梁灼往嘴裡塞了一把桑葚,扭過甚含混不清地看著阿鼻大帝,眯起眼睛笑道,“嗯……好吃。”嘴角還沾了些絳紫色的桑葚汁水,鼻子一皺,的確像一頭小花貓。
“你是不是想刺探你的那位朋友……他叫甚麼名字?”說著極是難為情的撓了撓頭,“我分開靈界也已是好久了,乍然一想有些人都不大記得,不過如果你說著名字,或許我還是能想到也說不定……”
“傾城兄……你本日請我佳耦前來,到底是來品論美酒湖色,還是刺探我夫人的私隱?”阿鼻大帝輕咳了一下,目光安靜無波,“如若不然,天氣已晚,我們佳耦二人也不必久留,就先且告彆,他日再來叨擾……”
“那男的呢……有冇有令你感覺……”前麵的紅衣男人俄然轉過身,周身逆著光,顯得詭異而明麗,目光炯炯,“感覺難忘的?”
梁灼劈劈啪啪說了一通,末端非常遺憾的看了一麵前麵的紅衣男人,低歎一聲,做了個總結性的末端, “可惜……她已經有了心上人了。”
“女人臉紅甚麼……”紅衣男人悄悄一笑,在阿鼻大帝射來的一道酷寒的目光下漸漸坐直了身子,“吸溜”一下將那枚紫色桑葚緩緩放入口中,不緊不慢道,“鄙人又冇有要非禮女人的意義,隻不過問問罷了,如果不便說不說也罷,大可不必如此遮諱飾掩……”

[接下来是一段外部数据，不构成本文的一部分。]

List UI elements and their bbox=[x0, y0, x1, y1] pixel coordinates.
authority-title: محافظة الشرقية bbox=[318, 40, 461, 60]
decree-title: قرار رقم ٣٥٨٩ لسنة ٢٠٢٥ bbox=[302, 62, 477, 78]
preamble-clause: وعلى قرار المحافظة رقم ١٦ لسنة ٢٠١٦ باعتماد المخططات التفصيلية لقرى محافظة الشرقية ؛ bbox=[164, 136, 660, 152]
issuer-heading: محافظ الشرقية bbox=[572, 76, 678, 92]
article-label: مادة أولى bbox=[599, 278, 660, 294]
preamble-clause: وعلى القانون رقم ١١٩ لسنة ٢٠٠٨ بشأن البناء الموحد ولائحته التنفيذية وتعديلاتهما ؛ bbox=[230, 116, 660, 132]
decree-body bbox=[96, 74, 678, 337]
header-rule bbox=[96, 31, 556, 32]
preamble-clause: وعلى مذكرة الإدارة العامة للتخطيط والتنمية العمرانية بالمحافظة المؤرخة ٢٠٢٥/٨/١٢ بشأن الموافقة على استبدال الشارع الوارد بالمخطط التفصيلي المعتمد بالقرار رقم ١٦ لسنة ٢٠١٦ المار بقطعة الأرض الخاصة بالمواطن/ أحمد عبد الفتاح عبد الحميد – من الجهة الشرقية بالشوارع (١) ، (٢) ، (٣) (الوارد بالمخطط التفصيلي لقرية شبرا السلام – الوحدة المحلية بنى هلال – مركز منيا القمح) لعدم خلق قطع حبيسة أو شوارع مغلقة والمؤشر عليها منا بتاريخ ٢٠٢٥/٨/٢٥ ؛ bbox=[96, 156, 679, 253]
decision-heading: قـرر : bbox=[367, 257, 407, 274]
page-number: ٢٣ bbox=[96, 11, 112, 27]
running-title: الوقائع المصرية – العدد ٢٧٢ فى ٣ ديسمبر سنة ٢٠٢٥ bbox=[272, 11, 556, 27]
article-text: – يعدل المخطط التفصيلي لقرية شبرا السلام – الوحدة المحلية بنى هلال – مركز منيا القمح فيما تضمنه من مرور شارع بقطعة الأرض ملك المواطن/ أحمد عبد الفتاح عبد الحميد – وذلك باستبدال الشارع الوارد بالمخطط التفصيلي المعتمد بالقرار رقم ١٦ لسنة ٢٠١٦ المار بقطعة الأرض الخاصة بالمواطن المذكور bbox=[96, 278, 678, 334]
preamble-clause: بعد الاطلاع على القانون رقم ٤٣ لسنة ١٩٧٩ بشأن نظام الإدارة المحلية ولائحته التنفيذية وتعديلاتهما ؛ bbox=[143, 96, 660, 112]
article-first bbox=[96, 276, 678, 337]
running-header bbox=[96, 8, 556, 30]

廳子上麵是一片潮綠色的湖水,湖上開滿了菡萏,清風吹過,氛圍中滿盈著蓮花清恬的淡淡香氣……
梁灼看了看桌上的菜式,有些似曾瞭解的感受,又瞄了一眼紅衣男人的服飾華貴翩然,便隨口問道:“看傾城公子的樣貌氣度也不似淺顯的商旅之人,早上在飯店當中為何要穿成那樣呢?”
梁灼邊說邊笑,“她如果一流眼淚啊就停不下來,非得流出整條河來不成,另有另有,她的麵貌也是一等一的,脾氣嘛,也算是活潑敬愛……我記得有一次……阿誰她……”
梁灼反應了一會,確切,本身之前在靈界的時候確切是叫阿醜,又看了看紅衣男人,心下不忍,
“如何會呢……”紅衣男人完整忽視了剛纔阿鼻大帝那句話,目中紅光閃爍,站在那,目光超出阿鼻大帝直視著站在他身側的梁灼,“你好好想想,你再細心想想……”
“呃……好吧。”梁灼衰頹的垂下頭,用一種很無辜的眼神看向阿鼻大帝,小聲道:“這下死了,看來這個紅衣男人彷彿是要吃定我了,嗚嗚嗚……”
“和我差未幾的人也冇有麼……”紅衣男人的聲音已經顯得暴躁,上前一步,死死地看著梁灼。
話音剛落,朝著紅衣男人眯起眼睛笑了笑,“多謝傾城公子的桑葚了,實在……我記得之前在我故鄉,出桑葚的時候我父……我父親也會當即買來給我,也是很好吃的……”說著又低頭美滋滋吃了起來。
“且慢……”紅衣男人站起家,朝梁灼他們這邊緩緩走來,微微一笑,“既然如許,不如我送你們一程吧,算是表達鄙人的一點歉意……”說完手一伸已經不等阿鼻大帝他們迴應,就自作主張的走在了前麵。